Comparer plusieurs modèles de classification (logistique, random forest, SVM) afin de prédire des mouvements extrêmes le lendemain sur un univers crypto (BTC, ETH, BNB, SOL, XRP, DOGE). On construit un dataset de features (momentum, volatilité, info de bougies, volume), on sépare une année finale en test, puis on fait une validation croisée temporelle sur le train pour choisir le meilleur modèle et régler quelques hyperparamètres. 

Enfin, on évalue les performances sur la dernière année avec des métriques adaptées aux classes déséquilibrées (AP et AUC), et on regarde aussi à quelle fréquence le modèle déclenche des signaux “forte confiance”.

In [None]:
import pandas as pd
import numpy as np

# params
SYMBOLS = ["BTCUSDT", "ETHUSDT", "BNBUSDT", "SOLUSDT", "XRPUSDT", "DOGEUSDT"]
DATA_DIR = "binance_public_data"
START = "2018-01-01"
END   = "2025-12-31"

FREQ = 365
TEST_DAYS = 365
Q_MOVE = 0.30

WIN_VOL = 20
LAM = 0.94
WIN_M1, WIN_M2, WIN_M3 = 5, 20, 60

def load_symbol(sym):
    fn = f"{DATA_DIR}/{sym}_1d_2021_2025.csv"  # adapte si besoin
    df = pd.read_csv(fn, parse_dates=["timestamp"], index_col="timestamp").sort_index()
    df = df.loc[START:END]
    df["ret"] = np.log(df["close"] / df["close"].shift(1))
    return df.dropna(subset=["ret"])

dfs = {s: load_symbol(s) for s in SYMBOLS}

# align
idx = None
for s in SYMBOLS:
    idx = dfs[s].index if idx is None else idx.intersection(dfs[s].index)
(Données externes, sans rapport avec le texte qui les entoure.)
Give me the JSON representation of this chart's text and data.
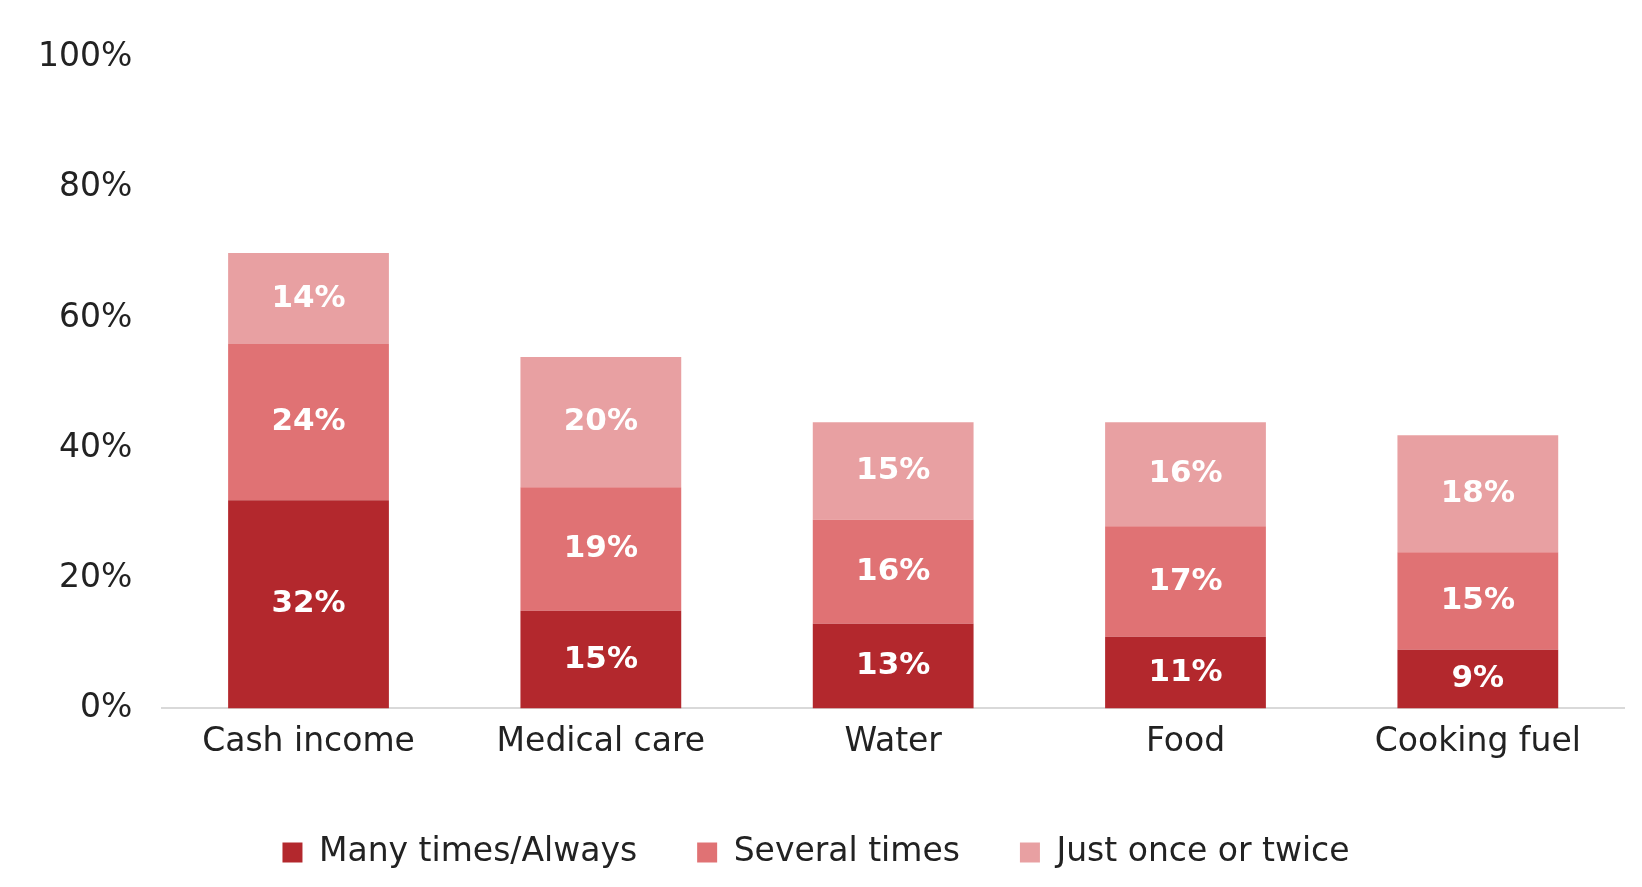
{
  "chart_data": {
    "type": "bar",
    "stacked": true,
    "categories": [
      "Cash income",
      "Medical care",
      "Water",
      "Food",
      "Cooking fuel"
    ],
    "series": [
      {
        "name": "Many times/Always",
        "color": "#b3282d",
        "values": [
          32,
          15,
          13,
          11,
          9
        ],
        "value_labels": [
          "32%",
          "15%",
          "13%",
          "11%",
          "9%"
        ]
      },
      {
        "name": "Several times",
        "color": "#e07274",
        "values": [
          24,
          19,
          16,
          17,
          15
        ],
        "value_labels": [
          "24%",
          "19%",
          "16%",
          "17%",
          "15%"
        ]
      },
      {
        "name": "Just once or twice",
        "color": "#e8a0a2",
        "values": [
          14,
          20,
          15,
          16,
          18
        ],
        "value_labels": [
          "14%",
          "20%",
          "15%",
          "16%",
          "18%"
        ]
      }
    ],
    "ylim": [
      0,
      100
    ],
    "yticks": [
      {
        "value": 0,
        "label": "0%"
      },
      {
        "value": 20,
        "label": "20%"
      },
      {
        "value": 40,
        "label": "40%"
      },
      {
        "value": 60,
        "label": "60%"
      },
      {
        "value": 80,
        "label": "80%"
      },
      {
        "value": 100,
        "label": "100%"
      }
    ],
    "grid": false,
    "legend": "bottom"
  }
}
rets  = pd.DataFrame({s: dfs[s].loc[idx, "ret"] for s in SYMBOLS}).dropna()
close = pd.DataFrame({s: dfs[s].loc[rets.index, "close"] for s in SYMBOLS})
high  = pd.DataFrame({s: dfs[s].loc[rets.index, "high"] for s in SYMBOLS})
low   = pd.DataFrame({s: dfs[s].loc[rets.index, "low"] for s in SYMBOLS})
openp = pd.DataFrame({s: dfs[s].loc[rets.index, "open"] for s in SYMBOLS})
volu  = pd.DataFrame({s: dfs[s].loc[rets.index, "volume"] for s in SYMBOLS})

# features mats
vol_ewma = np.sqrt((rets**2).ewm(alpha=1-LAM).mean())
vol_roll = rets.rolling(WIN_VOL).std()

mom5  = close.pct_change(WIN_M1)
mom20 = close.pct_change(WIN_M2)
mom60 = close.pct_change(WIN_M3)

range_ = (high - low).replace(0, np.nan)
body_  = (close - openp).abs()
body_ratio = (body_ / range_)

vol_norm = volu / volu.rolling(20).mean()

# stack features
X = pd.concat([
    rets.stack().rename("ret_1"),
    mom5.stack().rename("ret_5"),
    mom20.stack().rename("ret_20"),
    mom60.stack().rename("ret_60"),
    vol_ewma.stack().rename("vol_ewma"),
    vol_roll.stack().rename("vol_roll20"),
    (vol_ewma / vol_ewma.rolling(252).mean()).stack().rename("vol_ratio"),
    body_ratio.stack().rename("body_ratio"),
    vol_norm.stack().rename("vol_norm"),
], axis=1).dropna()

# future return label
fut = rets.shift(-1).stack().rename("ret_fut")
df_all = pd.concat([X, fut], axis=1).dropna()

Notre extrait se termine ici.